Ambientalistas elogiam a tendência
As organizações ambientalistas também estão observando um interesse crescente em produtos usados e de segunda mão na Rússia. Representantes da Associação de Ecologia e Proteção Ambiental Razdelnyj Sbor (Coleta Seletiva de Resíduos) registram que a difícil situação econômica russa está mudando os hábitos dos consumidores, o que é uma oportunidade para um consumo mais consciente.
Mais de 78% dos têxteis que acabam no lixo na Rússia ainda seriam adequados à reutilização ou reciclagem: "Cerca de 20% das famílias na Rússia não podem comprar roupas novas, e centenas de quilos de roupas são jogados fora todos os dias nas grandes cidades", diz Irina Shasminova, da Razdelnyj Sbor. Ela também observa um leve aumento no número de visitantes das feiras de trocas beneficentes organizadas por sua organização.
Apesar dessas mudanças positivas, a crise econômica da Rússia está tendo um impacto negativo sobre a gestão de resíduos, observa Anna Garkusha, da Razdelnyj Sbor. Muitas empresas que processam matérias-primas secundárias estão tendo dificuldade para consertar os equipamentos necessários, devido às sanções.

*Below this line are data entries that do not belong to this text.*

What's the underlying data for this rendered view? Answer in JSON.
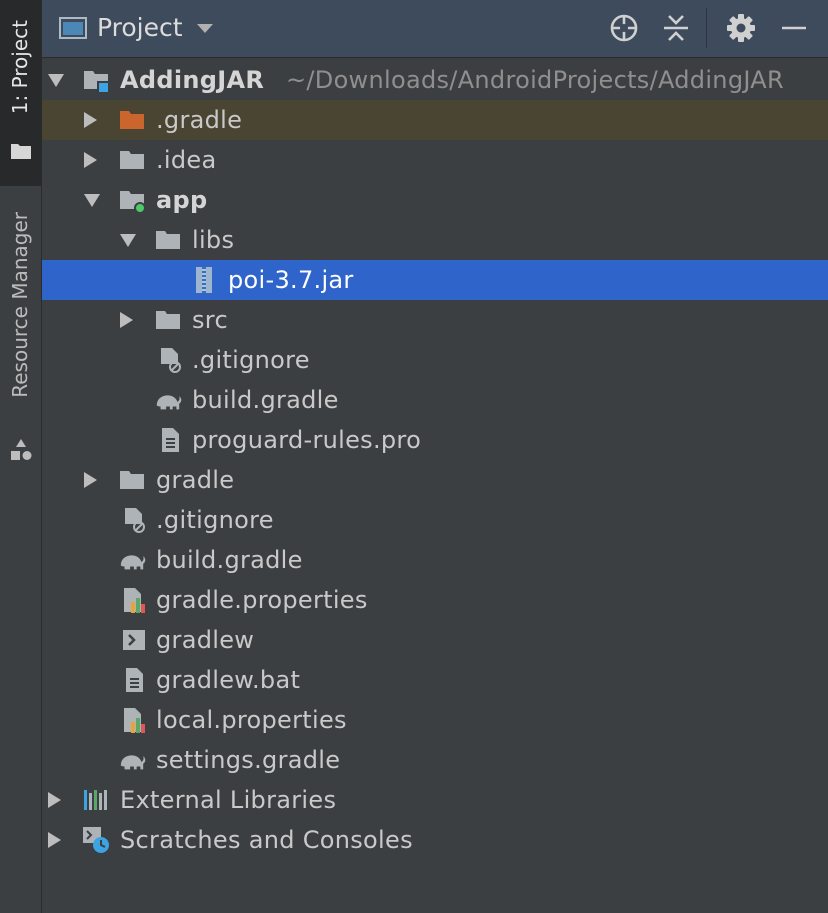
{
  "sidebar": {
    "project_tab": "1: Project",
    "resource_tab": "Resource Manager"
  },
  "header": {
    "title": "Project",
    "icons": [
      "locate-icon",
      "collapse-all-icon",
      "gear-icon",
      "minimize-icon"
    ]
  },
  "tree": {
    "root_name": "AddingJAR",
    "root_path": "~/Downloads/AndroidProjects/AddingJAR",
    "items": [
      {
        "label": ".gradle",
        "icon": "folder-excluded-icon"
      },
      {
        "label": ".idea",
        "icon": "folder-icon"
      },
      {
        "label": "app",
        "icon": "module-folder-icon"
      },
      {
        "label": "libs",
        "icon": "folder-icon"
      },
      {
        "label": "poi-3.7.jar",
        "icon": "jar-icon"
      },
      {
        "label": "src",
        "icon": "folder-icon"
      },
      {
        "label": ".gitignore",
        "icon": "ignored-file-icon"
      },
      {
        "label": "build.gradle",
        "icon": "gradle-icon"
      },
      {
        "label": "proguard-rules.pro",
        "icon": "text-file-icon"
      },
      {
        "label": "gradle",
        "icon": "folder-icon"
      },
      {
        "label": ".gitignore",
        "icon": "ignored-file-icon"
      },
      {
        "label": "build.gradle",
        "icon": "gradle-icon"
      },
      {
        "label": "gradle.properties",
        "icon": "properties-file-icon"
      },
      {
        "label": "gradlew",
        "icon": "shell-script-icon"
      },
      {
        "label": "gradlew.bat",
        "icon": "text-file-icon"
      },
      {
        "label": "local.properties",
        "icon": "properties-file-icon"
      },
      {
        "label": "settings.gradle",
        "icon": "gradle-icon"
      },
      {
        "label": "External Libraries",
        "icon": "libraries-icon"
      },
      {
        "label": "Scratches and Consoles",
        "icon": "scratches-icon"
      }
    ]
  },
  "colors": {
    "background": "#3c3f41",
    "header": "#3d4b5c",
    "selection": "#2f65ca",
    "excluded_row": "#4a4433"
  }
}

Alguns centros de coleta de lixo também tiveram que fechar devido a problemas financeiros e à falta de apoio do Estado. "Por exemplo, o aluguel de uma unidade em São Petersburgo aumentou tanto, que ela está tendo prejuízo", diz a especialista.
Ela ressalva que os problemas econômicos estão diminuindo o entusiasmo popular pelas questões ambientais: "Em primeiro lugar, a reciclagem pode custar mais do que a produção original, o que, em última análise, torna o produto mais caro." Por isso, Anna Garkuscha atribui a maior demanda por consertos de eletrodomésticos e roupas de segunda mão mais à situação econômica e menos a uma conscientização crescente sobre a proteção ambiental.